General Merchanting : +6.1%
Specialist Merchanting : +6.3%
Plumbing & Heating : -3.1%

Like-for-like per day 4 months to 30 April

General Merchanting : +2.6%
Specialist Merchanting : +1.9%
Plumbing & Heating : +1.1%

Like-for-like per day 2 months to 30 April

General Merchanting : +1.0%
Specialist Merchanting : -0.4%
Plumbing & Heating : +1.3%


Total revenue change 17 weeks to 30 April* : +14.1%

Like-for-like 17 weeks to 30 April** : -5.2%
Like-for-like 9 weeks to 30 April** : -5.6%

* Includes Toolstation which was consolidated from 3 January 2012
** On a proforma (which includes Toolstation) basis the like-for-like sales would be -2.6% and -3.2% for the 17 weeks and 9 weeks respectively.

“Good progress and continued market share gains”

After a good first quarter, record levels of rainfall contributed to a weaker performance in April and the early part of May where activity levels at sites continue to be impacted by the very wet weather.

Our increased focus on gross margins has yielded good results.

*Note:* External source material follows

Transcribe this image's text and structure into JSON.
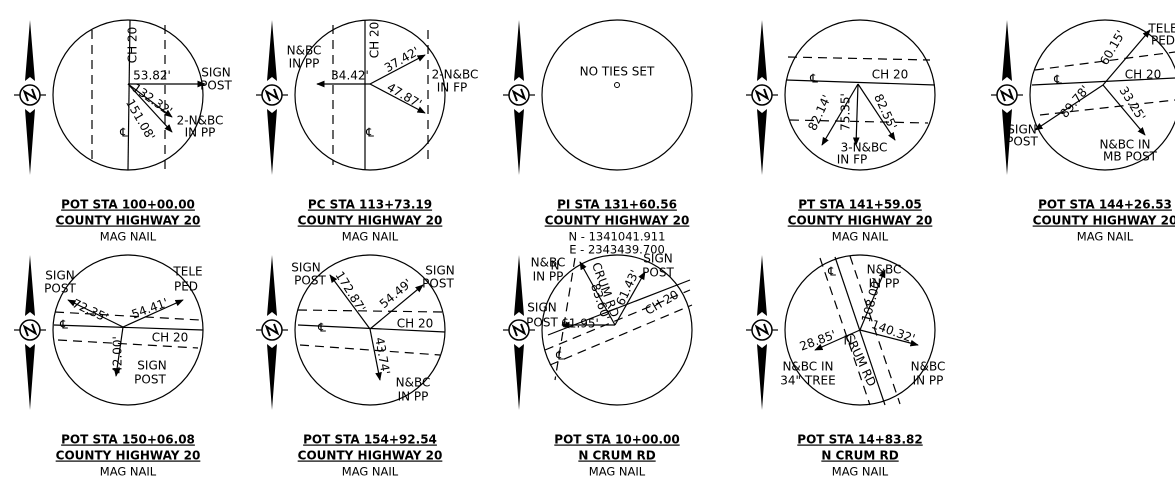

The gross margin, before synergy gains, across the group is in line with the equivalent period last year. Year-on-year inflation for the four months is around 2.5%.

The integration of BSS, following the acquisition, continues to progress well as we roll out new branch trading systems. Our synergy programme remains on course to deliver the £30m of gains this year that we previously outlined.

We have made good progress towards securing our targeted £15m property profit for the year. Due to the timing of contract completions in 2012 this gain is expected to be recognised in H2 whereas in 2011 the comparable gain to EBITA occurred in H1.

With our continuing focus on cash generation, underlying net debt has reduced by £50m in the four months to 30 April from the £583m reported at 31 December 2011. We are on track to meet our £450m year-end net debt target.

There has been no material change to the financial condition of the business.

Overall at a group level the outlook for the year remains unchanged and we remain confident of meeting consensus expectations.

Our next update is our interim results on 26 July.

Geoff Cooper, Chief Executive, commented:

"We are pleased with the good progress in the first quarter, in particular the balance between continued share gains and our achievements on gross margins."